The Biden Bunch has launched a new advertising campaign, “Latinos con Biden-Harris,” to persuade the disgruntled Hispanic voting bloc to steer clear of conservative policies and embrace the current regime. President Joe Biden wants to “finish the job” he started in 2021, and it appears he may be the only one on board as he trails his GOP opponent by more than 5% and continues to lose ground in real-time. What happened in three years that prompted the largest growing demographic in the United States to collectively say, “Si, no gracias”?
Perhaps it’s not that former President Donald Trump is attracting major Latino support for his MAGA movement so much as they don’t appreciate what Biden has done in three short years – benefits like rampant inflation, job insecurity, small businesses shuttering, and, yes, allowing unchecked illegal migration through the US-Mexico border.
Cross Pressure
Florida International University (FIU) and the marketing firm Adsmovil released the scariest survey results for the folks of a progressive bent. The poll was more centered than the national questionnaires showing Hispanics leaning toward the GOP or becoming card-carrying independents. Instead of the random crosstab section of the demographic, FIU used a pure sample of 1,221 Latino voters for the entirety of the questionnaire. The results showed that 20% of respondents had been mulling over a party switch, with a plurality heading to the GOP and others feeling the pull of independent status.
“For Latinos, it is the economy,” said Mark Lopez of Pew Research Center. “Things are not going as well for them as hoped, and maybe they are linking that to the president.”
However, in border states, there is a different sense of why some are abandoning the Democratic Party – or Joe Biden in particular. “I think a lot of immigrants, specifically in the Hispanic community, are very much pro-business, pro-entrepreneurship, and they’re not, you know, into the rhetoric about eating the rich or taxing the rich more,” said Carlos Alfaro, a Hispanic immigrant and policy advocate in Arizona. “When it comes to first- and second-generation voters, I still think that that kind of language is pushing people away because they know someone that is in business, or they are in business.”
Hispanic Mad Love for Trump?
The largest advantage that Trump has is momentum. His campaign is full of energy and not the vitriol of a screaming, angry president who is losing in the polls to his predecessor.
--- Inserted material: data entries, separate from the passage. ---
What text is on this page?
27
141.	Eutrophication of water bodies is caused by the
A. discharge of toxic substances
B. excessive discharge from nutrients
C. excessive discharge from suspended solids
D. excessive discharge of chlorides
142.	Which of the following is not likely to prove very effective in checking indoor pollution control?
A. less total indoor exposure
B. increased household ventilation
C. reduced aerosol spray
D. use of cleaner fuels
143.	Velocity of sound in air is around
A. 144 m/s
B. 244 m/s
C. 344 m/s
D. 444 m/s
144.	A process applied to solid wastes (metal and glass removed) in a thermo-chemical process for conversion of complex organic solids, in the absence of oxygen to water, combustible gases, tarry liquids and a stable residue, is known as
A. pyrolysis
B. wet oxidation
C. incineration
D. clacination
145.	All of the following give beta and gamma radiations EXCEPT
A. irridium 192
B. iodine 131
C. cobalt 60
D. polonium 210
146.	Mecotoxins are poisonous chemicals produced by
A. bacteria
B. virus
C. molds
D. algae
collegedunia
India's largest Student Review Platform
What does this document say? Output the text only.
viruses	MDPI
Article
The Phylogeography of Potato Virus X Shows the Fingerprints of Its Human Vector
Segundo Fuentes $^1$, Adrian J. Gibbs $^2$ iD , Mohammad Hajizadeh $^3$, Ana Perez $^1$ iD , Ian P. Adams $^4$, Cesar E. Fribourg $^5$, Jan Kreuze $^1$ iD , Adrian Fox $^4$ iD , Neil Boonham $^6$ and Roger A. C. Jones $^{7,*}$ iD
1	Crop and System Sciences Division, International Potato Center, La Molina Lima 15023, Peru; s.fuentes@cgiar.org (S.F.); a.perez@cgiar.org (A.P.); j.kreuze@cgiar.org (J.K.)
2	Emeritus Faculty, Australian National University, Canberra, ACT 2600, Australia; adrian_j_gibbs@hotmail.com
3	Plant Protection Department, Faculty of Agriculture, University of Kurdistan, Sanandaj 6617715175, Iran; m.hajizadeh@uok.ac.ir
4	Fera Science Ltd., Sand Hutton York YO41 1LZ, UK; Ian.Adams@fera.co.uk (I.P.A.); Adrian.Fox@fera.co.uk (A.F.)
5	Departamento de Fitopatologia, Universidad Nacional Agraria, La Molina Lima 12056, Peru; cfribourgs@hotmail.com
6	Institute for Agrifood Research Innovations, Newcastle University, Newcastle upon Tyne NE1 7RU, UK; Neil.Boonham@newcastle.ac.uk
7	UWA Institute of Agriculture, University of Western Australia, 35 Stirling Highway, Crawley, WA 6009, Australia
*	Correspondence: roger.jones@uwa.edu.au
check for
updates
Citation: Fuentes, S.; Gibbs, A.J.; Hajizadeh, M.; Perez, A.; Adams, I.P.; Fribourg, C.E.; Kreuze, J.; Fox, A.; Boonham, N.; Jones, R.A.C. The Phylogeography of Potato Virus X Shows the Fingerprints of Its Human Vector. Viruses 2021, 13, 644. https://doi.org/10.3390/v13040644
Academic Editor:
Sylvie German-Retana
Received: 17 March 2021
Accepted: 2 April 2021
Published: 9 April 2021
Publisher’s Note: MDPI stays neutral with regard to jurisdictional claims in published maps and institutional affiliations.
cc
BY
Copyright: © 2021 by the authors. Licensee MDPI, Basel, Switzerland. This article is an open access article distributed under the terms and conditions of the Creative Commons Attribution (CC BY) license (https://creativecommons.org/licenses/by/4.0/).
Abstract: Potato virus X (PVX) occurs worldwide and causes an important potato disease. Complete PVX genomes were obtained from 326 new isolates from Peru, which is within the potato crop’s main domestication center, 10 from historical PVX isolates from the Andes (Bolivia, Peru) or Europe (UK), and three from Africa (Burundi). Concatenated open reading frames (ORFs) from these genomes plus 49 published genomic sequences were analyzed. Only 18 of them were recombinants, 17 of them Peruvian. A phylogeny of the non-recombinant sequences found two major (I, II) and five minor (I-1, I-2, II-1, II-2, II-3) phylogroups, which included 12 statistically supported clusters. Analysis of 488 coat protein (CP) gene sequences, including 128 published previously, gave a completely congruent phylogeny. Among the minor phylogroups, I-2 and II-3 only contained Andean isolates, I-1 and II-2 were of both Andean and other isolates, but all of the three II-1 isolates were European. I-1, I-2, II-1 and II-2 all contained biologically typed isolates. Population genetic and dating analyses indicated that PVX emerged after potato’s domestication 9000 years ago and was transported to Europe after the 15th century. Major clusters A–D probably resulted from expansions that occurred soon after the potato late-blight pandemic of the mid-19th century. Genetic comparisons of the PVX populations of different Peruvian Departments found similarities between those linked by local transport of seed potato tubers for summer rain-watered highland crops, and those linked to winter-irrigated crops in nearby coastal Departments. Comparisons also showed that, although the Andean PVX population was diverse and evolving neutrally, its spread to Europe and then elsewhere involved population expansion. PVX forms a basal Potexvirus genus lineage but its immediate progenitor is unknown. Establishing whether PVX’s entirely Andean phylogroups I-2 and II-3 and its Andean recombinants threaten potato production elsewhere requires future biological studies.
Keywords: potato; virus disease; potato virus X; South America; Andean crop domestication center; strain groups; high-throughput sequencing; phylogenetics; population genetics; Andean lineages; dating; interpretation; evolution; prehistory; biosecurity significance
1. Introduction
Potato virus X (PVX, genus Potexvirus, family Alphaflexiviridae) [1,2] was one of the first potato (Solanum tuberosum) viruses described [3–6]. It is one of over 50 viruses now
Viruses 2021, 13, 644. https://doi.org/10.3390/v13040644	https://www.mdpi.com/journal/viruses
That’s as embarrassing as it gets for a lot of voters who look for a robust, strong, and mentally fit (as one can be and still want the job) candidate to back. But the disillusion of black and Hispanic folks with Biden doesn’t mean a party switcheroo is underway. Current statistics show that Trump is holding steady with the black bloc at around 12%, which hasn’t significantly expanded since 2020.
Of course, there is a third-party threat skulking about, ready to throw the biggest October surprise party to date: RFK Jr., Jill Stein, and even Cornel West will all take voters from the Democratic Party. So where does that leave Biden’s public enemy number one?
“Although Trump hasn’t grown support among black voters, he has closed the deficit because third-party voters come off of Biden’s support among blacks,” said David Paleologos, director of Suffolk’s Political Research Center. “A young voter or a person of color voting ‘third party’ is a vote away from President Biden, and a vote away from President Biden is a vote for Donald Trump.”
Wooing the Hispanic Vote
Candidates say and do all sorts of stupid things when pandering to a demographic. In 2016, Hillary Clinton claimed she carried hot sauce in her purse wherever she went. To attract more city voters, she called half the electorate “deplorables.” The Biden family has surpassed her missteps by a long shot. Back in 2008, Joe said his now-former boss, Barack Obama, cleaned up well. He lauded “some black woman” who kept him in spaghetti sauce in Delaware and he made sure Americans knew that people from India worked in a lot of convenience stores. His wife Jill chimed in to declare that Mexican-Americans in Texas were as diverse as breakfast tacos. Let’s just say this quirky kind of strategy almost always backfires.
What attracts the Hispanic voter – and every other demographic, for that matter – is a strong economy, lower taxes, and security. These issues have crystallized in this presidential election. Now, all there is to do is figure out which guy or gal can pull it off.